Short reviews 2015-Nov-10

Balancing Act by Angie Barry – (ebook ARC via netgalley) Adonis (a famous model) and Narcissus (a famous artist) make a bet about who can seduce a new intern, Ganymede. This was short and cute. It wasn’t hard to figure out the twist but it was executed charmingly. The story got quickly to the point and was funny in the journey getting there.

Her Hardest Choice by Jesalin Creswell – Historical romance; widow Vivian and her house maid Millie fall in love. This is the second thing of Creswell’s I’ve read and it’s just as silly and cheesy and charming as the previous.

Marriage of Convenience by Amberly Smith – There were some scene transitions that I felt could be fleshed out because I occasionally felt lost like I’d missed things, and had to read back to check that I hadn’t. Other than that, cute, and about what I expected from a contemporary marriage of convenience story.

In a Witch’s Hands by Diana Morland – I wasn’t convinced by how quick they seemed to fall for each other. It could have stood to be expanded a little. As a story about people in the early days of infatuation it’s fine but I was somewhat underwhelmed.

Brides of Durango: Tessa by Bobbi Smith – This was a historical (from 2000 or thereabouts I believe) set in a town in America’s old west that I picked up in a local second hand shop because the cover looked fun. I’ve always loved the painted covers of historical romances from before photograph covers became so trendy, because they look so vivid and wild as all get out. Not a great book – not much description of anything, a bit of in-a-scene head-hopping, fairly predictable. But it was an easy read and a page turner so I didn’t really mind.

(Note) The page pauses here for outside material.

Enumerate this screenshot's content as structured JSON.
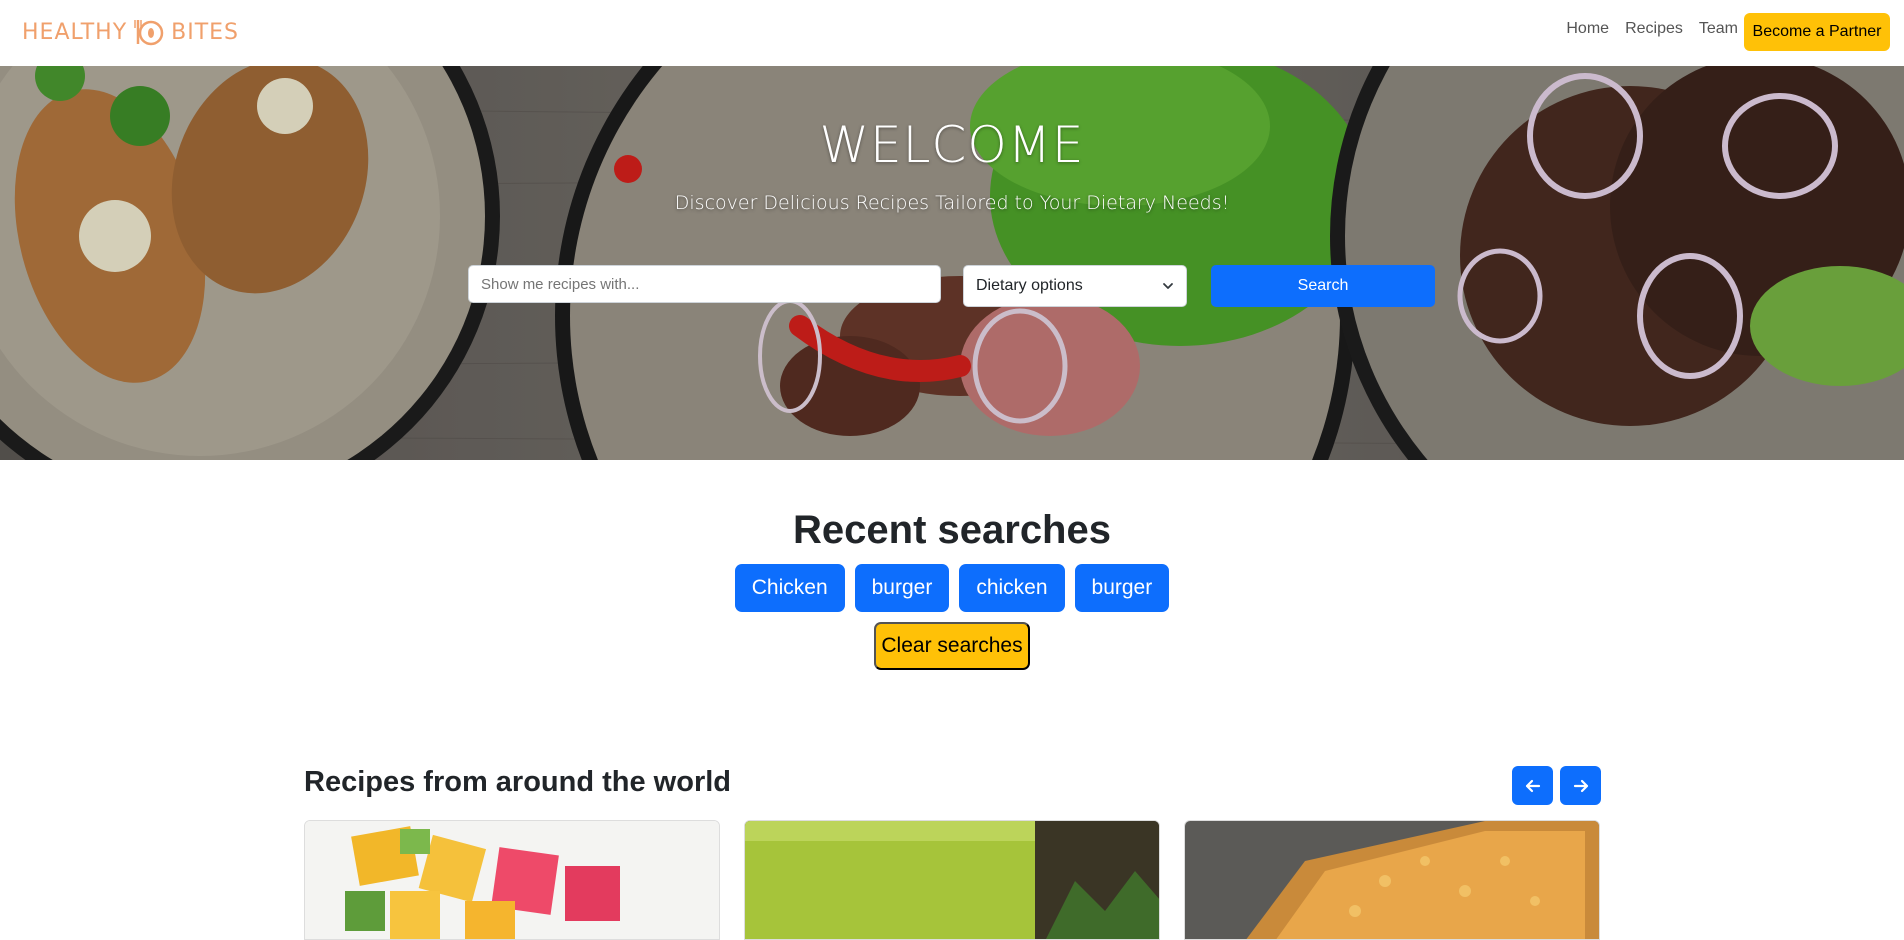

Sorry for the lack of posts in the last week. Unfortunately, between birthday celebrations and overtime at work I’ve been pretty flat out. I plan to get back to my regular reviews by Tuesday at the latest.

Short reviews: Summer Passion, and Rachel Tells It

Summer Passion by MJ Williamz – (Netgalley ebook review copy) Jean is an established movie star in the 50s and Maggie is an up and coming actress. When they fall in love they must put up with hiding their relationship from the public and those who would like to remove people like them from Hollywood. There was a lot of sex in this story and I have to admit I skim-read some of those scenes (on the other hand, I often skim-read sex scenes in romance because I find most of them kind of boring and generally less relevant to the plot than people claim; I am that rare beast but I have to admit that bias in this review). Jean and Maggie fell for each other fast and then spent the rest of the story dealing with the outside obstacles between them, some of which I found more convincing than others. I honestly wouldn’t have minded if they’d been more afraid of discovery. O’Leary, the villain, also seemed like a gun that didn’t quite go off and I felt like that plot-line sort of fizzled towards the end.

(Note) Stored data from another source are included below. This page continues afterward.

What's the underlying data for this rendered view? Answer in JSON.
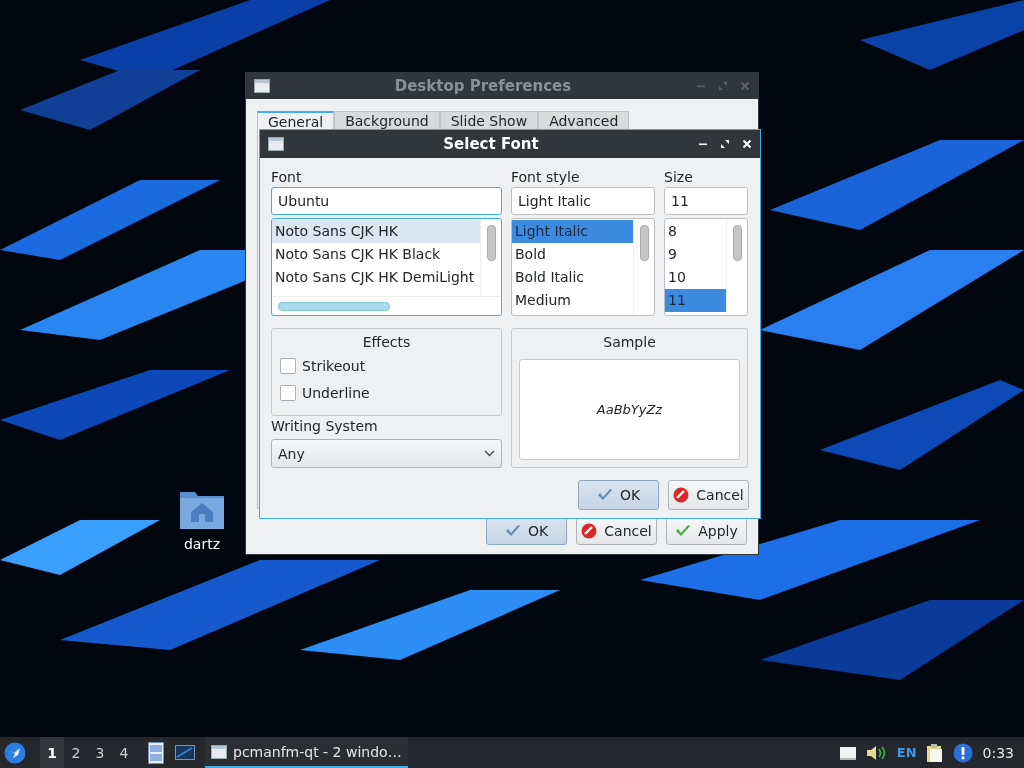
{
  "desktop_icons": [
    {
      "label": "dartz"
    }
  ],
  "back_window": {
    "title": "Desktop Preferences",
    "tabs": [
      {
        "label": "General",
        "selected": true
      },
      {
        "label": "Background",
        "selected": false
      },
      {
        "label": "Slide Show",
        "selected": false
      },
      {
        "label": "Advanced",
        "selected": false
      }
    ],
    "buttons": [
      {
        "label": "OK",
        "kind": "ok",
        "default": true
      },
      {
        "label": "Cancel",
        "kind": "cancel",
        "default": false
      },
      {
        "label": "Apply",
        "kind": "apply",
        "default": false
      }
    ]
  },
  "dialog": {
    "title": "Select Font",
    "columns": [
      {
        "label": "Font",
        "value": "Ubuntu",
        "focused": true,
        "items": [
          {
            "label": "Noto Sans CJK HK",
            "selected": true
          },
          {
            "label": "Noto Sans CJK HK Black",
            "selected": false
          },
          {
            "label": "Noto Sans CJK HK DemiLight",
            "selected": false
          }
        ]
      },
      {
        "label": "Font style",
        "value": "Light Italic",
        "focused": false,
        "items": [
          {
            "label": "Light Italic",
            "selected": true
          },
          {
            "label": "Bold",
            "selected": false
          },
          {
            "label": "Bold Italic",
            "selected": false
          },
          {
            "label": "Medium",
            "selected": false
          }
        ]
      },
      {
        "label": "Size",
        "value": "11",
        "focused": false,
        "items": [
          {
            "label": "8",
            "selected": false
          },
          {
            "label": "9",
            "selected": false
          },
          {
            "label": "10",
            "selected": false
          },
          {
            "label": "11",
            "selected": true
          }
        ]
      }
    ],
    "effects": {
      "title": "Effects",
      "options": [
        {
          "label": "Strikeout",
          "checked": false
        },
        {
          "label": "Underline",
          "checked": false
        }
      ]
    },
    "writing_system": {
      "label": "Writing System",
      "value": "Any"
    },
    "sample": {
      "title": "Sample",
      "text": "AaBbYyZz"
    },
    "buttons": [
      {
        "label": "OK",
        "kind": "ok",
        "default": true
      },
      {
        "label": "Cancel",
        "kind": "cancel",
        "default": false
      }
    ]
  },
  "taskbar": {
    "desktops": [
      {
        "label": "1",
        "selected": true
      },
      {
        "label": "2",
        "selected": false
      },
      {
        "label": "3",
        "selected": false
      },
      {
        "label": "4",
        "selected": false
      }
    ],
    "tasks": [
      {
        "label": "pcmanfm-qt - 2 windo…",
        "selected": true
      }
    ],
    "tray": [
      {
        "kind": "drive"
      },
      {
        "kind": "volume"
      },
      {
        "kind": "text",
        "label": "EN"
      },
      {
        "kind": "clipboard"
      },
      {
        "kind": "info"
      }
    ],
    "clock": "0:33"
  }
}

However, I also thought Jean and Maggie were pretty cute together. Also, the ending really tapped into the historically significance of how far things have come for the queer community, and I found it really affecting. So, a bit of a mixed reaction, but on balance I enjoyed it.

Rachel Tells It (Vampire City book 2) by Mariana Lewis – The first book in this little series was funnier and I think I find Meledandri as a character a little more interesting than Rachel, but this book seemed better because it was more anchored in the world. I liked the relationship between the main characters. Cute all over.